Baldwin doesn’t explicitly frame David’s self-loathing as internalized homophobia, and, though that is clearly part of it, I do not think he intended that David’s condition be that simple. David has been warped by a feeling that certain of his longings are “wrong”, yes, but he is also economically, culturally, and familially alienated as well. He is lost, trapped being a person he despises and unable to break free.

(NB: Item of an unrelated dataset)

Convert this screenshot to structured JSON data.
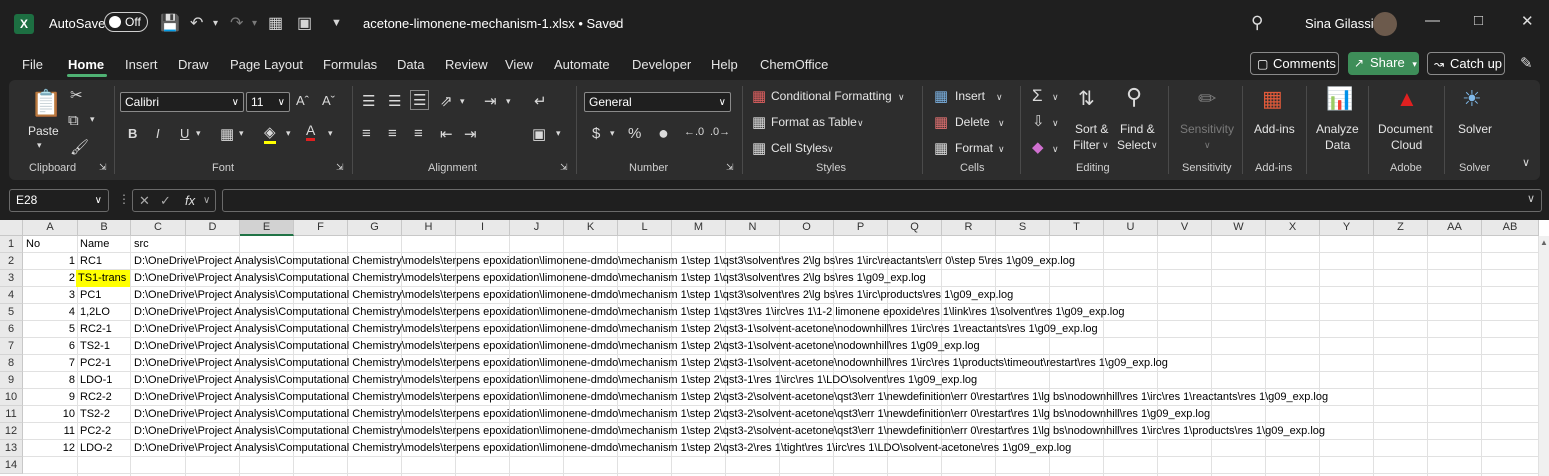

What David comes to know, what I have also come to know and the reason that I identified so strongly with David when I first read ‘Giovanni’s Room‘, is that, when we truly hate ourselves, we are unable to sincerely love anyone else. And when you are incapable of loving other people, the love they offer you will always feel like a hair shirt: irritating, painful, constricting, external. You will seek it out – you are lonely, after all – but when you receive it, you will immediately feel straight-jacketed and embarrassed by it. The people who love you are so earnest, so intense, that it is difficult to look them in the eye. David flinches from Giovanni (I flinched from Giovanni) not because Giovanni is so extra, but because Giovanni is whole-hearted and David, who’s own heart is consumed by hating himself, is mortified by that.

James Baldwin

Like most truly great books, ‘Giovanni’s Room‘ is even more beautiful upon rereading. I have always found James Baldwin breathtaking, one of those authors who make me feel that reading their words is a privilege. He has always possessed a special insight into human suffering, no less clear-eyed because it is merciful, and he has the writerly power to express his insights with devastating effectiveness. And I discovered, upon rereading, that Baldwin tells us exactly what it means to be Giovanni:

“Perhaps, everyone has a garden of Eden, I don’t know; but they have scarcely seen their garden before they see the flaming sword. Then, perhaps, life only offers the choice of remembering the garden or forgetting it. Either, or: it takes strength to remember, it takes another kind of strength to forget, it takes a hero to do both. People who remember court madness through pain, the pain of the perpetually recurring death of their innocence; people who forget court another kind of madness, the madness of the denial of pain and the hatred of innocence; and the world is mostly divided between madmen who remember and madmen who forget. Heroes are rare.” (p. 25)

Giovanni goes mad through remembering; David goes mad through forgetting.

It’s funny, getting older. I was furious when that young man told me I reminded him of Giovanni, but I know now that he wasn’t insulting me at all. Quite the contrary, I believe he knew, young as we were, what Baldwin knew: that it is better, in the end, to be Giovanni, because Giovanni at least knows his own heart. David knows nothing.

I also know that, sadly, that young man was wrong about me. I am not Giovanni – I am David, I always have been.